Now check out this other instantiation where we set ?1 to 0 and ?2 to 3*x:

def f_synth_inst2(x):
y = pick a value in [0,...,3*x]
w = 0
return y,w


This has a 0 probability of failure: y always is between 0 and 3*x with a probability of 1. But it does not satisfy the postcondition, since y may very well be less than x.

The synthesizer should return the program f_nondet above, which sets ?1 to x and ?2 to 3*x.

## Synthesis problem

To solve the synthesis problem above with an SMT solver, we encode the problem in the form of $$\exists.\forall .\varphi$$:

$\exists ?_1, ?_2 . \forall x,y,z,w .$ $(\underbrace{x > 0}_{\text{pre}} \land \underbrace{?_1 \leq y \leq ?_2 \land w = 1 - (?_2-?_1)/3x }_{\text{encoding of } f_\textit{synth}}) \Longrightarrow (\underbrace{y \geq x}_{\text{post}} \land \underbrace{w \leq \color{red}{1/3}}_{\text{failure prob.}})$

The idea is we want to find ($\exists$) solutions to the unknowns $?_1$ and $?_2$ such that for any execution ($\forall$) where $x>0$ the postcondition holds and the failure probability is no more than $1/3$.

A solution to this problem is one that sets $?_1$ to $x$ and $?_2$ to $3x$, resulting in the program f_nondet above, whose correctness implies the Hoare triple $$\vdash_{\color{red}{1/3}} \{x > 0\} ~f(x)~ \{y \geq x\}$$.

## Conclusion

That’s it.
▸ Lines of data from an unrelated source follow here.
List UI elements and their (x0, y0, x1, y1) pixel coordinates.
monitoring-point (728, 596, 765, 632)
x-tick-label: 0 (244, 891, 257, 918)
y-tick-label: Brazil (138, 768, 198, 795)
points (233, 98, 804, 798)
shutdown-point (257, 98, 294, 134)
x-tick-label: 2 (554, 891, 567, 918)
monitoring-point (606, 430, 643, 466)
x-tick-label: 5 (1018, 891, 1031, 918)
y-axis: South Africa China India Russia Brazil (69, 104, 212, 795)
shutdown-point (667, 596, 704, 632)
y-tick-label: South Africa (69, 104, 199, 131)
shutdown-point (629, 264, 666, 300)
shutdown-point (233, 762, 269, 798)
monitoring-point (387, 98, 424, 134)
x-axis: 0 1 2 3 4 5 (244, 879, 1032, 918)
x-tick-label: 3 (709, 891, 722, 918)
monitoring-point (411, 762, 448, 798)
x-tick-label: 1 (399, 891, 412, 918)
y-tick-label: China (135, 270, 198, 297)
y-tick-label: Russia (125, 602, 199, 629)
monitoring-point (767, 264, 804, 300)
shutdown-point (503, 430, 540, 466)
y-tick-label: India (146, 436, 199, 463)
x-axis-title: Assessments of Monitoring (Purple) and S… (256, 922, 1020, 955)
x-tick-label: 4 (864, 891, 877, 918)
We’ve thrown probability away. Now you can reason about randomized algorithms with first-order logic. But that’s not to say that solving the resulting formulas is easy!

Our paper gives a full-blow, soundness-police-compliant view of this idea – and a lot of implementation details because some of these formulas involve non-linear arithmetic and quantifier alternation. We manage to automatically prove accuracy properties of some sophisticated algorithms from the differential privacy literature. It’s really fascinating how far we can take SMT solvers.

Thanks to Calvin Smith for comments on an earlier draft. I stole the figures from his slides.

1. Notation from union bound logic, a probabilistic Hoare logic due to Barthe et al.